Mir geht es hier als Moderator nur um eine sachliche Diskussion, und genaue Fakten gehören für mich zu einem fairen Gedankenaustausch in Sachen Technik,
man weiß ja sonst nicht um was für eine Pumpe man sich denn die Finger wund tippselt.



> das würde ich auch nie machen...nicht mal mit 100fi-schutzschalter.



jaja, und heike lässt du im Teich die Fische füttern...


----------



## Jürgen-V (26. Juni 2008)

*AW: Welche Pumpe?*

hi


> jaja, und heike lässt du im Teich die Fische füttern...



    hör jetzt bitte auf, sonst lache ich mir hier noch nen ast


----------



## Thomas3619 (27. Juni 2008)

*AW: Welche Pumpe?*

Hallo Zusammen,

ich habe diesen Beitrag bis jetzt mit Interesse gelesen, da ich auch gerade vor der Entscheidung stehe welche Pumpe ich mir kaufe!
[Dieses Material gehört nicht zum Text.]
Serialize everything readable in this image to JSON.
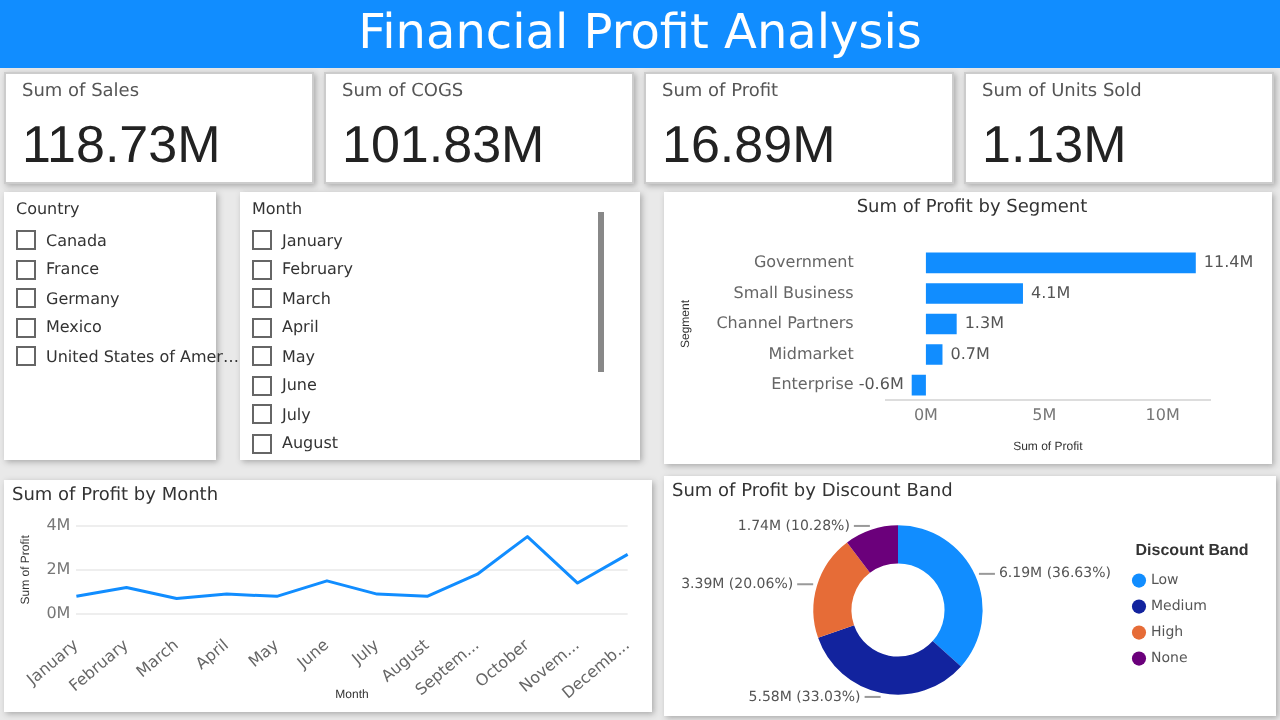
{
  "chart_data": [
    {
      "type": "other",
      "title": "Financial Profit Analysis"
    },
    {
      "type": "other",
      "title": "Sum of Sales",
      "annotations": [
        "118.73M"
      ]
    },
    {
      "type": "other",
      "title": "Sum of COGS",
      "annotations": [
        "101.83M"
      ]
    },
    {
      "type": "other",
      "title": "Sum of Profit",
      "annotations": [
        "16.89M"
      ]
    },
    {
      "type": "other",
      "title": "Sum of Units Sold",
      "annotations": [
        "1.13M"
      ]
    },
    {
      "type": "other",
      "title": "Country",
      "annotations": [
        "Canada",
        "France",
        "Germany",
        "Mexico",
        "United States of Amer…"
      ]
    },
    {
      "type": "other",
      "title": "Month",
      "annotations": [
        "January",
        "February",
        "March",
        "April",
        "May",
        "June",
        "July",
        "August"
      ]
    },
    {
      "type": "bar",
      "title": "Sum of Profit by Segment",
      "orientation": "horizontal",
      "xlabel": "Sum of Profit",
      "ylabel": "Segment",
      "categories": [
        "Government",
        "Small Business",
        "Channel Partners",
        "Midmarket",
        "Enterprise"
      ],
      "values": [
        11.4,
        4.1,
        1.3,
        0.7,
        -0.6
      ],
      "value_labels": [
        "11.4M",
        "4.1M",
        "1.3M",
        "0.7M",
        "-0.6M"
      ],
      "color": "#118dff",
      "xlim": [
        -1.7,
        12
      ],
      "xticks": [
        {
          "value": 0,
          "label": "0M"
        },
        {
          "value": 5,
          "label": "5M"
        },
        {
          "value": 10,
          "label": "10M"
        }
      ],
      "grid": false,
      "legend": false
    },
    {
      "type": "line",
      "title": "Sum of Profit by Month",
      "xlabel": "Month",
      "ylabel": "Sum of Profit",
      "categories": [
        "January",
        "February",
        "March",
        "April",
        "May",
        "June",
        "July",
        "August",
        "Septem...",
        "October",
        "Novem...",
        "Decemb..."
      ],
      "values": [
        0.8,
        1.2,
        0.7,
        0.9,
        0.8,
        1.5,
        0.9,
        0.8,
        1.8,
        3.5,
        1.4,
        2.7
      ],
      "color": "#118dff",
      "ylim": [
        0,
        4
      ],
      "yticks": [
        {
          "value": 0,
          "label": "0M"
        },
        {
          "value": 2,
          "label": "2M"
        },
        {
          "value": 4,
          "label": "4M"
        }
      ],
      "grid": "y",
      "legend": false,
      "marker": "none"
    },
    {
      "type": "donut",
      "title": "Sum of Profit by Discount Band",
      "legend_title": "Discount Band",
      "legend": "right",
      "categories": [
        "Low",
        "Medium",
        "High",
        "None"
      ],
      "values": [
        36.63,
        33.03,
        20.06,
        10.28
      ],
      "value_labels": [
        "6.19M (36.63%)",
        "5.58M (33.03%)",
        "3.39M (20.06%)",
        "1.74M (10.28%)"
      ],
      "colors": [
        "#118dff",
        "#12239e",
        "#e66c37",
        "#6b007b"
      ]
    }
  ]
}
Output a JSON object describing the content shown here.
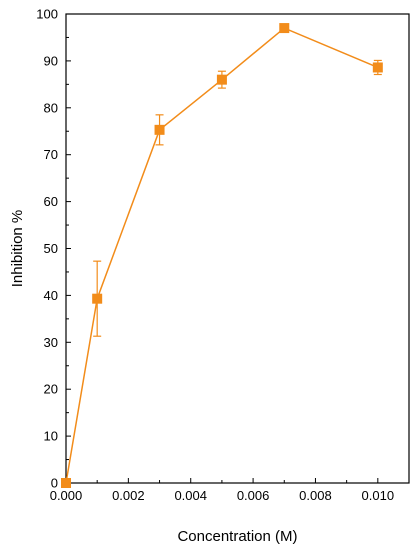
{
  "chart_data": {
    "type": "line",
    "title": "",
    "xlabel": "Concentration (M)",
    "ylabel": "Inhibition %",
    "xlim": [
      0,
      0.011
    ],
    "ylim": [
      0,
      100
    ],
    "x_ticks": [
      0.0,
      0.002,
      0.004,
      0.006,
      0.008,
      0.01
    ],
    "x_tick_labels": [
      "0.000",
      "0.002",
      "0.004",
      "0.006",
      "0.008",
      "0.010"
    ],
    "y_ticks": [
      0,
      10,
      20,
      30,
      40,
      50,
      60,
      70,
      80,
      90,
      100
    ],
    "y_tick_labels": [
      "0",
      "10",
      "20",
      "30",
      "40",
      "50",
      "60",
      "70",
      "80",
      "90",
      "100"
    ],
    "grid": false,
    "legend": "none",
    "color": "#F28C1A",
    "series": [
      {
        "x": [
          0.0,
          0.001,
          0.003,
          0.005,
          0.007,
          0.01
        ],
        "y": [
          0,
          39.3,
          75.3,
          86.0,
          97.0,
          88.6
        ],
        "error": [
          0,
          8.0,
          3.2,
          1.8,
          0.6,
          1.5
        ],
        "marker": "square"
      }
    ]
  }
}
Die Chinapumpen habe ich auch schon gefunden. Sind nat. sehr verlockend. Irgendwoher muss dieser Preis nat. kommen. Die Frage ist - habe ich noch nicht beantwortet gefunden- was kann eigentlich passieren, wenn man mal davon ausgeht, dass die entsprechenden FI Schalter eingesetzt werden?? Steht der Teich tagelang unter Strom? Geht die Pumpe ansich nur kaputt? Explodiert was ??? 

Wäre dankbar für eine kurze Erklärung.
Viele Grüße
Thomas


----------



## Jürgen-V (27. Juni 2008)

*AW: Welche Pumpe?*

hi



> was kann eigentlich passieren, wenn man mal davon ausgeht, dass die entsprechenden FI Schalter eingesetzt werden?? Steht der Teich tagelang unter Strom? Geht die Pumpe ansich nur kaputt? Explodiert was ???



also explodieren tut da nix.
ich bin ja auch nicht der experte, aber wenn ich meinen elektriker richtig verstanden habe, tut der fi den durchgangsstrom messen.
hast du einen kurzschluss fließt eine hoher strom zum fi und er schaltet ab.
theoretisch dürfte die hohe spannung dann gar nicht am teich ankommen.


----------



## robert_d. (27. Juni 2008)

*AW: Welche Pumpe?*

Also bei mir läuft jetzt seit mehr als einer Woche die SPB 616 und ich bin voll und ganz zufrieden damit...
Mal sehen ob das auch so bleibt ;-)

Zum Thema FI: die Erklärung von Jürgen & Heike stimmt so nicht ganz, du hast die Funktionsweise eines Leitungsschutzschalters (LS) erklärt, dieser löst bei Überstrom aus. 
Ein FI misst und vergleicht den Strom der, in diesem Fall, in die Pumpe fliest und den der wider zurück kommt. Fliest z.B. im Fehlerfall ein Teil oder der geamte Strom über das Wasser ab, so bemerkt das der FI und löst aus.
Ein FI ist immer in Kombination mit einem LS Schalter zu verwenden.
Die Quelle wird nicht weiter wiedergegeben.